When it comes to the metaverse, mixed reality applications and hardware are poised to have an impact. Winston Robson, CEO and Founder of WeMeta, an analytics tool for managing digital land in the metaverse, sees mixed reality offering a range of experiences in the metaverse today, from work to one-off events, though there’s a lingering problem around the creation of engaging, compelling content.
And hardware remains an issue.
“Use cases can sometimes be a challenge because you’re going to be wearing this thing on your face all the time,” Olimpo said. “And that’s a hard thing to fathom.”
This is one of the big reasons why Olimpo believes sports is the best outlet for mixed reality applications. Many athletes have something strapped to their head during the course of a game and for a relatively short period of time. But not only that, it’s also the physical activity inherent in Arcadia that makes these mixed reality competitions so valuable.
“My big dream here is that one day parents are going to tell their kids, ‘Why don’t you go outside and play video games already?’”
“I do think the main benefit on our side is getting society out of their chairs, getting people moving, getting people wanting to go to a shared space and build a true community,” Olimpo said. “Right now, I feel like we have a bunch of fake communities, whether it be on Discord or on social media or wherever it is.
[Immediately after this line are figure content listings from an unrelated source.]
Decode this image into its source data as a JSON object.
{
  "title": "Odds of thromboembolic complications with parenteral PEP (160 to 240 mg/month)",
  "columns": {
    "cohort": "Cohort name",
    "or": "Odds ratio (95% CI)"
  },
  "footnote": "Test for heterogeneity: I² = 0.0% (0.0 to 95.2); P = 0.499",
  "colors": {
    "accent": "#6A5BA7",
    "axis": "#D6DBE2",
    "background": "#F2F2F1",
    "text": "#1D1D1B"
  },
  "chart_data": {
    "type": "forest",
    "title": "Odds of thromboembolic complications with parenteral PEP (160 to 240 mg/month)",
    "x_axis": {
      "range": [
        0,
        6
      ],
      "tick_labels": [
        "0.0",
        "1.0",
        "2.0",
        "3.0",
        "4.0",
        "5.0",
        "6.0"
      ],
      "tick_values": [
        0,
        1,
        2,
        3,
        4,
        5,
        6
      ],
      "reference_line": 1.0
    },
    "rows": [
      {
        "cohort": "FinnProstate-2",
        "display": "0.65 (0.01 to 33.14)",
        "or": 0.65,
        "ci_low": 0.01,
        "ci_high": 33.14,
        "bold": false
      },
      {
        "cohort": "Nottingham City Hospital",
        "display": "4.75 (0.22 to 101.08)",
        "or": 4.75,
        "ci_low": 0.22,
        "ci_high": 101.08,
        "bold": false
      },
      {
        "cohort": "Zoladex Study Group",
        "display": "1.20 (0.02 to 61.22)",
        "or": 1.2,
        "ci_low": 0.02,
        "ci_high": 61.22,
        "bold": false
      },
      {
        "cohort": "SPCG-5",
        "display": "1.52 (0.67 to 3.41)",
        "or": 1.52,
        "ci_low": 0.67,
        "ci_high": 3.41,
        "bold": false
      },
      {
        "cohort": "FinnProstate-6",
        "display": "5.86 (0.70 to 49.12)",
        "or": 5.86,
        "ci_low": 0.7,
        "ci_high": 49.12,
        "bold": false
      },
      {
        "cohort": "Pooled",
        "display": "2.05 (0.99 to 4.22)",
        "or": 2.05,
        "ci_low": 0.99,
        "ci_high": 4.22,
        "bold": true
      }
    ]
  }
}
The way we’re developing our technology is dividing us more and more and more.”
He envisions a day when technology once again brings people together, much like movie theaters did before most people had their own version of a movie theater in their living room.
But what would it take to get there?
As low-cost mixed reality headsets and applications become more ubiquitous, Olimpo hopes a day comes where kids are able to run down to the neighborhood park with headsets in hand and start playing with their friends in a mix of both the physical and virtual worlds around them.